CONDITIONS DE TRAVAIL, HYGIENE ET SÉCURITÉ

- Au-delà de ce constat global, la CGT identifie un point important où il est possible d’agir de concert. Dans les discussions des groupes de travail, nous avons noté une volonté marquée de la DGAFP d’avancer sur un sujet : les conditions de travail et l’hygiène et la sécurité.

- Pour la CGT, ces questions doivent être examinées dans le cadre d’une réflexion sur le travail lui-même, avec au cœur son organisation.

- Le travail recoupe quatre dimensions :

  • sociale : qualifications, emplois, horaires,...
  • matérielle : salaires, état de santé, maladies professionnelles...
  • relationnelle : solidarité, coopération, hiérarchie,...
  • émotionnelle : souffrance, plaisir. Cette dimension ne doit pas être négligée dans l’analyse du rapport de l’agent au travail.

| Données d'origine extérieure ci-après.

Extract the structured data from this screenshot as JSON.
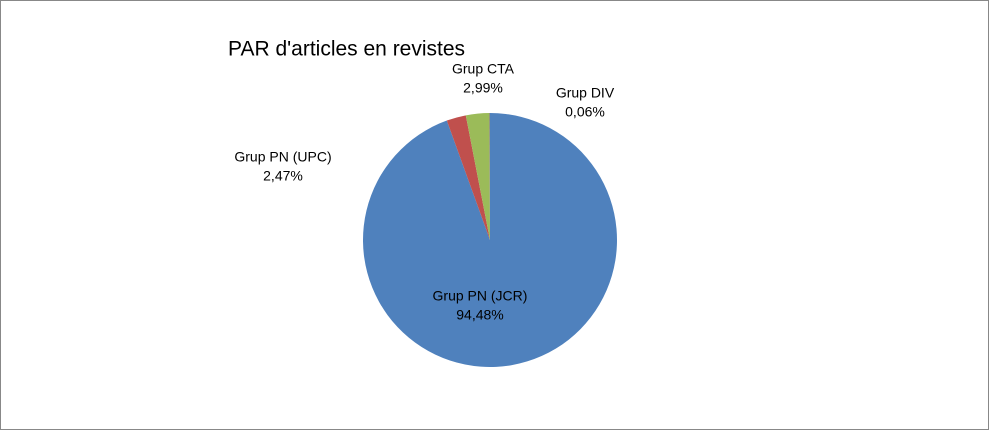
{
  "chart_data": {
    "type": "pie",
    "title": "PAR d'articles en revistes",
    "categories": [
      "Grup PN (JCR)",
      "Grup PN (UPC)",
      "Grup CTA",
      "Grup DIV"
    ],
    "values": [
      94.48,
      2.47,
      2.99,
      0.06
    ],
    "value_labels": [
      "94,48%",
      "2,47%",
      "2,99%",
      "0,06%"
    ],
    "colors": [
      "#4f81bd",
      "#c0504d",
      "#9bbb59",
      "#8064a2"
    ]
  }
}
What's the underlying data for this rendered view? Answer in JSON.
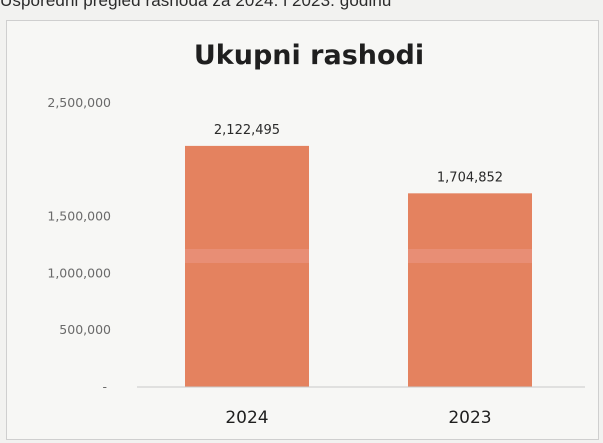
{
  "caption": "Usporedni pregled rashoda za 2024. i 2023. godinu",
  "chart_data": {
    "type": "bar",
    "title": "Ukupni rashodi",
    "xlabel": "",
    "ylabel": "",
    "categories": [
      "2024",
      "2023"
    ],
    "values": [
      2122495,
      1704852
    ],
    "data_labels": [
      "2,122,495",
      "1,704,852"
    ],
    "ylim": [
      0,
      2500000
    ],
    "yticks": [
      {
        "value": 0,
        "label": "-"
      },
      {
        "value": 500000,
        "label": "500,000"
      },
      {
        "value": 1000000,
        "label": "1,000,000"
      },
      {
        "value": 1500000,
        "label": "1,500,000"
      },
      {
        "value": 2500000,
        "label": "2,500,000"
      }
    ],
    "grid": false,
    "legend": "none",
    "colors": {
      "bar": "#e4825f",
      "axis": "#c9c9c9"
    }
  }
}
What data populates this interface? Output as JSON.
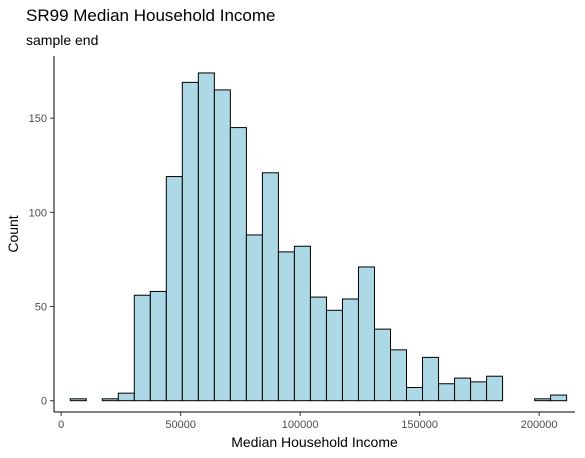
{
  "chart_data": {
    "type": "bar",
    "subtype": "histogram",
    "title": "SR99 Median Household Income",
    "subtitle": "sample end",
    "xlabel": "Median Household Income",
    "ylabel": "Count",
    "xlim": [
      -3000,
      215000
    ],
    "ylim": [
      -6,
      183
    ],
    "xticks": [
      0,
      50000,
      100000,
      150000,
      200000
    ],
    "xtick_labels": [
      "0",
      "50000",
      "100000",
      "150000",
      "200000"
    ],
    "yticks": [
      0,
      50,
      100,
      150
    ],
    "ytick_labels": [
      "0",
      "50",
      "100",
      "150"
    ],
    "grid": false,
    "legend": "none",
    "bin_width": 6700,
    "bins": [
      {
        "x0": 3800,
        "x1": 10500,
        "count": 1
      },
      {
        "x0": 10500,
        "x1": 17200,
        "count": 0
      },
      {
        "x0": 17200,
        "x1": 23900,
        "count": 1
      },
      {
        "x0": 23900,
        "x1": 30600,
        "count": 4
      },
      {
        "x0": 30600,
        "x1": 37300,
        "count": 56
      },
      {
        "x0": 37300,
        "x1": 44000,
        "count": 58
      },
      {
        "x0": 44000,
        "x1": 50700,
        "count": 119
      },
      {
        "x0": 50700,
        "x1": 57400,
        "count": 169
      },
      {
        "x0": 57400,
        "x1": 64100,
        "count": 174
      },
      {
        "x0": 64100,
        "x1": 70800,
        "count": 165
      },
      {
        "x0": 70800,
        "x1": 77500,
        "count": 145
      },
      {
        "x0": 77500,
        "x1": 84200,
        "count": 88
      },
      {
        "x0": 84200,
        "x1": 90900,
        "count": 121
      },
      {
        "x0": 90900,
        "x1": 97600,
        "count": 79
      },
      {
        "x0": 97600,
        "x1": 104300,
        "count": 82
      },
      {
        "x0": 104300,
        "x1": 111000,
        "count": 55
      },
      {
        "x0": 111000,
        "x1": 117700,
        "count": 48
      },
      {
        "x0": 117700,
        "x1": 124400,
        "count": 54
      },
      {
        "x0": 124400,
        "x1": 131100,
        "count": 71
      },
      {
        "x0": 131100,
        "x1": 137800,
        "count": 38
      },
      {
        "x0": 137800,
        "x1": 144500,
        "count": 27
      },
      {
        "x0": 144500,
        "x1": 151200,
        "count": 7
      },
      {
        "x0": 151200,
        "x1": 157900,
        "count": 23
      },
      {
        "x0": 157900,
        "x1": 164600,
        "count": 9
      },
      {
        "x0": 164600,
        "x1": 171300,
        "count": 12
      },
      {
        "x0": 171300,
        "x1": 178000,
        "count": 10
      },
      {
        "x0": 178000,
        "x1": 184700,
        "count": 13
      },
      {
        "x0": 184700,
        "x1": 191400,
        "count": 0
      },
      {
        "x0": 191400,
        "x1": 198100,
        "count": 0
      },
      {
        "x0": 198100,
        "x1": 204800,
        "count": 1
      },
      {
        "x0": 204800,
        "x1": 211500,
        "count": 3
      }
    ],
    "colors": {
      "bar_fill": "#add8e6",
      "bar_stroke": "#000000",
      "axis": "#000000",
      "tick_label": "#4d4d4d",
      "background": "#ffffff"
    }
  }
}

- La santé des agents se construit et se maintient si plusieurs conditions sont réunies :

  • un environnement de travail qui respecte l’intégrité physique, mentale et sociale de l’agent,
  • l’existence de marges de manœuvre, temporelles ou dans la capacité de l’agent à négocier son travail,
  • le sentiment d’un sens du travail,
  • la reconnaissance de celui-ci (ces deux derniers axes étant importants pour analyser les phénomènes de souffrance au travail).

- L’axe premier d’amélioration de la santé au travail passe par une véritable politique de prévention des risques professionnels, respectant les principes suivants :

  • une organisation raisonnée de la prévention des risques,
  • le recours aux conseils et compétences des acteurs de l’hygiène et de la sécurité, de ceux du médico-social, de l’encadrement et des agents. Ceux-ci, dans le cadre d’une véritable démocratie au travail, doivent pouvoir participer sur leur lieu de travail à la prévention des risques et les membres des CHS doivent avoir les moyens (temps, remboursement des frais de déplacement,...) pour intervenir dans les services,
  • le dialogue social doit être assuré, dans le cadre de CHS aux compétences élargies aux conditions de travail (CHS-CT),
  • les documents uniques d’évaluation des risques (DUER) doivent être rédigés partout, pour permettre la mise en œuvre de plans annuels de prévention des risques professionnels et de définir des actions ciblées de prévention.

- Une réflexion propre doit être menée sur le risque organisationnel et psychosocial, la montée très forte de la souffrance au travail et ses conséquences (stress, dépression, pratiques addictives, suicides,...), ainsi que sur le développement des troubles musculo-squelettiques (TMS). Une négociation sur la pénibilité du travail et la prise en compte du service actif doit s’ouvrir dans la Fonction publique.

- Les visites médicales obligatoires et périodiques doivent connaître le même rythme que dans le privé, dans le cadre d’une médecine de prévention renforcée en nombre, avec un vrai statut attractif du médecin de prévention.

- Un véritable bilan du recensement des locaux amiantés et des mesures prises doit être communiqué.